Dupuytren’s Contracture Surgery (Fasciectomy)

This factsheet is for people who are having Dupuytren’s contracture surgery (fasciectomy), or who would like information about it.

Fasciectomy is carried out to correct fingers that have become fixed in a bent position as a result of Dupuytren’s disease.

You will meet our surgeon carrying out your procedure to discuss your care. It may differ from what is described here as it will be designed to meet your individual needs.

  • About Dupuytren’s contracture surgery
  • Diagnosis of Dupuytren’s contracture
  • What are the alternatives to Dupuytren’s contracture surgery?
  • Preparing for Dupuytren’s contracture surgery
  • What happens during Dupuytren’s contracture surgery
  • What to expect afterwards
  • Recovering from Dupuytren’s contracture surgery
  • What are the risks?

About Dupuytren’s contracture surgery


The procedure most commonly used to correct Dupuytren’s contracture is fasciectomy. This involves cutting open the skin on the palm of your hand and fingers and removing the underlying tissue that has become thickened and tight and is causing your fingers to stay bent inwards.
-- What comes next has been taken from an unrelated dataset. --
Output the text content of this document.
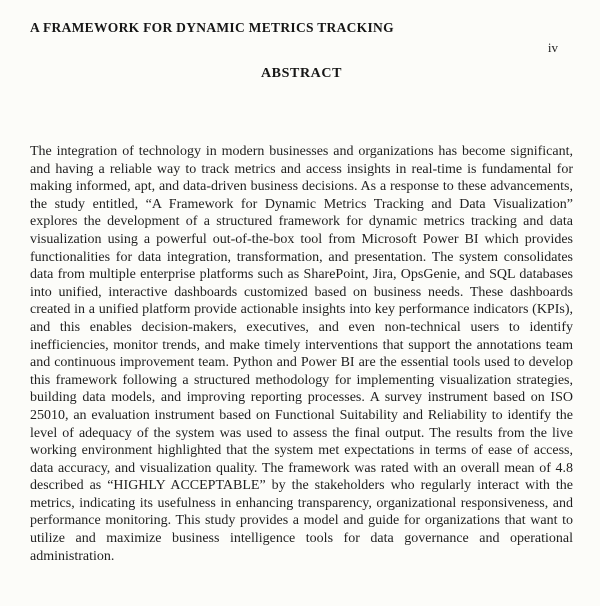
A FRAMEWORK FOR DYNAMIC METRICS TRACKING
iv
ABSTRACT

The integration of technology in modern businesses and organizations has become significant, and having a reliable way to track metrics and access insights in real-time is fundamental for making informed, apt, and data-driven business decisions. As a response to these advancements, the study entitled, “A Framework for Dynamic Metrics Tracking and Data Visualization” explores the development of a structured framework for dynamic metrics tracking and data visualization using a powerful out-of-the-box tool from Microsoft Power BI which provides functionalities for data integration, transformation, and presentation. The system consolidates data from multiple enterprise platforms such as SharePoint, Jira, OpsGenie, and SQL databases into unified, interactive dashboards customized based on business needs. These dashboards created in a unified platform provide actionable insights into key performance indicators (KPIs), and this enables decision-makers, executives, and even non-technical users to identify inefficiencies, monitor trends, and make timely interventions that support the annotations team and continuous improvement team. Python and Power BI are the essential tools used to develop this framework following a structured methodology for implementing visualization strategies, building data models, and improving reporting processes. A survey instrument based on ISO 25010, an evaluation instrument based on Functional Suitability and Reliability to identify the level of adequacy of the system was used to assess the final output. The results from the live working environment highlighted that the system met expectations in terms of ease of access, data accuracy, and visualization quality. The framework was rated with an overall mean of 4.8 described as “HIGHLY ACCEPTABLE” by the stakeholders who regularly interact with the metrics, indicating its usefulness in enhancing transparency, organizational responsiveness, and performance monitoring. This study provides a model and guide for organizations that want to utilize and maximize business intelligence tools for data governance and operational administration.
This tissue appears as ‘cords’ under the skin of your hand.

Diagnosis of Dupuytren’s contracture


If you think you have Dupuytren’s contracture and it’s causing you problems, come and see our doctor. He will usually be able to diagnose it by examining you and asking you about your symptoms.

Preparing for Dupuytren’s contracture surgery


Our surgeon will explain how to prepare for your procedure.

Fasciectomy is usually done as a day-case procedure. This means you have the procedure and can go home the same day. The operation is done under regional or general anaesthesia. Regional anaesthesia means that the pain and feeling from your whole arm will be blocked, but you will stay awake during the operation. General anaesthesia means you will be asleep for the whole operation. Our surgeon will discuss your options with you.

Our surgeon will discuss with you what will happen before, during and after your procedure, and any pain you might have. This is your opportunity to understand what will happen, and you can help yourself by preparing questions to ask about the risks, benefits and any alternatives to the procedure.